5 Sedert ik mijn volk uit Egypteland heb uitgeleid, heb ik geen stad uit al de stammen Israels uitverkoren om daar een huis te bouwen, opdat mijn naam aldaar zou zijn, en geen man uitverkoren om vorst te zijn over mijn volk Israel;

6 maar nu heb ik Jeruzalem uitverkoren, opdat mijn naam aldaar zij, en David uitverkoren tot heerscher over mijn volk Israel.
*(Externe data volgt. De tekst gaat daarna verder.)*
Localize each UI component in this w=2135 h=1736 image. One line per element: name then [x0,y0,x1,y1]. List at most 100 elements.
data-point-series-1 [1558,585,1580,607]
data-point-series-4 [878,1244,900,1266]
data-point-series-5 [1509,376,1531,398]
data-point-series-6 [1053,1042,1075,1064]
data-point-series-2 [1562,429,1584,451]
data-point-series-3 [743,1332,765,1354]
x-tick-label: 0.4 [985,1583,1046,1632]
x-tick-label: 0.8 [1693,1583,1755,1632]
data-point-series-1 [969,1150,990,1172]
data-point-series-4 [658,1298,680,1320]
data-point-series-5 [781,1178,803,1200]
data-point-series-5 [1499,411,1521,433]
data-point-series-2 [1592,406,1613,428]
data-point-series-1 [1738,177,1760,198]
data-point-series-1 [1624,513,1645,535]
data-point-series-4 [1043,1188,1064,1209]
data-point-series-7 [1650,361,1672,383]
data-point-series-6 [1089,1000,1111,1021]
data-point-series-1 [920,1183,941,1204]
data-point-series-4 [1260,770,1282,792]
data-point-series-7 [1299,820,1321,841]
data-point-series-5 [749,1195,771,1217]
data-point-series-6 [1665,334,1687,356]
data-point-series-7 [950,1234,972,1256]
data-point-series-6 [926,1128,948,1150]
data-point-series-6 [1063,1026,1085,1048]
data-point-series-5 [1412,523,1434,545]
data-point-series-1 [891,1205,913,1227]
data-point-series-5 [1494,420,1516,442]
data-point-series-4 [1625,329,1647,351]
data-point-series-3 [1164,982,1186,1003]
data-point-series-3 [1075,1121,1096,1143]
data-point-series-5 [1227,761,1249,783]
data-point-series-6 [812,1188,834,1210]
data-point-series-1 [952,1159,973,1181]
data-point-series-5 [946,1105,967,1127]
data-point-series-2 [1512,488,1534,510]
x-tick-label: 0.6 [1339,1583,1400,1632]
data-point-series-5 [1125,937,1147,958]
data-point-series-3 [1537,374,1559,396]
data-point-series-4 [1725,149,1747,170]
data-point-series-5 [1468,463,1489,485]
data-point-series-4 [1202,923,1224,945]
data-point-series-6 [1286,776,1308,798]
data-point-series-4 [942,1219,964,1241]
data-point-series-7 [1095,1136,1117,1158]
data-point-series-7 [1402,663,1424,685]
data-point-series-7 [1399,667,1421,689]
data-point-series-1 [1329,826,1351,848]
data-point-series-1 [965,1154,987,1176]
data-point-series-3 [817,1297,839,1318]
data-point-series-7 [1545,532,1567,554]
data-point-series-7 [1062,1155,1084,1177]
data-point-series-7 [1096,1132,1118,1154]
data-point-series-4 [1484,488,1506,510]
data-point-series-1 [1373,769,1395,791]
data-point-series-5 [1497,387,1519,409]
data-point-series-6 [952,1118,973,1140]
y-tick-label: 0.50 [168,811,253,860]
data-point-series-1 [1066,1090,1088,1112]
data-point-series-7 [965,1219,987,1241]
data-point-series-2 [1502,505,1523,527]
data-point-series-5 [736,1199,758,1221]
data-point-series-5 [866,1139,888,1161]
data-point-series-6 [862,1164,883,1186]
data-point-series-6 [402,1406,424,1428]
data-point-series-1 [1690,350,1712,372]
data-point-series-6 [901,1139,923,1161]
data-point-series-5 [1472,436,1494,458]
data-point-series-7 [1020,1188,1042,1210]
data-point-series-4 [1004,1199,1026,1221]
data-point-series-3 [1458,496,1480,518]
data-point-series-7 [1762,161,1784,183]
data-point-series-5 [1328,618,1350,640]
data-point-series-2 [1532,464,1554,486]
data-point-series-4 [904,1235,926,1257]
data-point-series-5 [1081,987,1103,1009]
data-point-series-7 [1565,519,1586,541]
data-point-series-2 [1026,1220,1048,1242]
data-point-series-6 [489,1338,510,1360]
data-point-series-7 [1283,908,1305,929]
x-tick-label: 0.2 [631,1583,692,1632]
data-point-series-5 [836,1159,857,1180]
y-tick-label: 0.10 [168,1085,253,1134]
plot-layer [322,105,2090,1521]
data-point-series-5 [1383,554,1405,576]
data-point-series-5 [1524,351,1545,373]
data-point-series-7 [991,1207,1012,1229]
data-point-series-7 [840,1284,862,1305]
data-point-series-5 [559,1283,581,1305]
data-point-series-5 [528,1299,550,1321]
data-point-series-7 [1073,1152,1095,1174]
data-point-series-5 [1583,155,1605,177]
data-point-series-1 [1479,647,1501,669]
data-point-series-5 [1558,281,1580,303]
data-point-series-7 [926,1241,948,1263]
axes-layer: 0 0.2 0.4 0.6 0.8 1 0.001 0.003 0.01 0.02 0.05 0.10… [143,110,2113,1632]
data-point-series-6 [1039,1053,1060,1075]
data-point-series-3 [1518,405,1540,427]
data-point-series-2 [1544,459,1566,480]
7 Toen het nu in het hart van mijn vader David was een huis voor den naam van den Heer, Israels god, te bouwen,

8 heeft de Heer tot mijn vader David gezegd: Dat het in uw hart was, voor mijn naam een huis te bouwen--het was goed van u dat dit in uw hart was.

9 Doch niet gij zult het huis bouwen, maar uw zoon, een die uit u zal voortkomen, die zal voor mijn naam het huis bouwen.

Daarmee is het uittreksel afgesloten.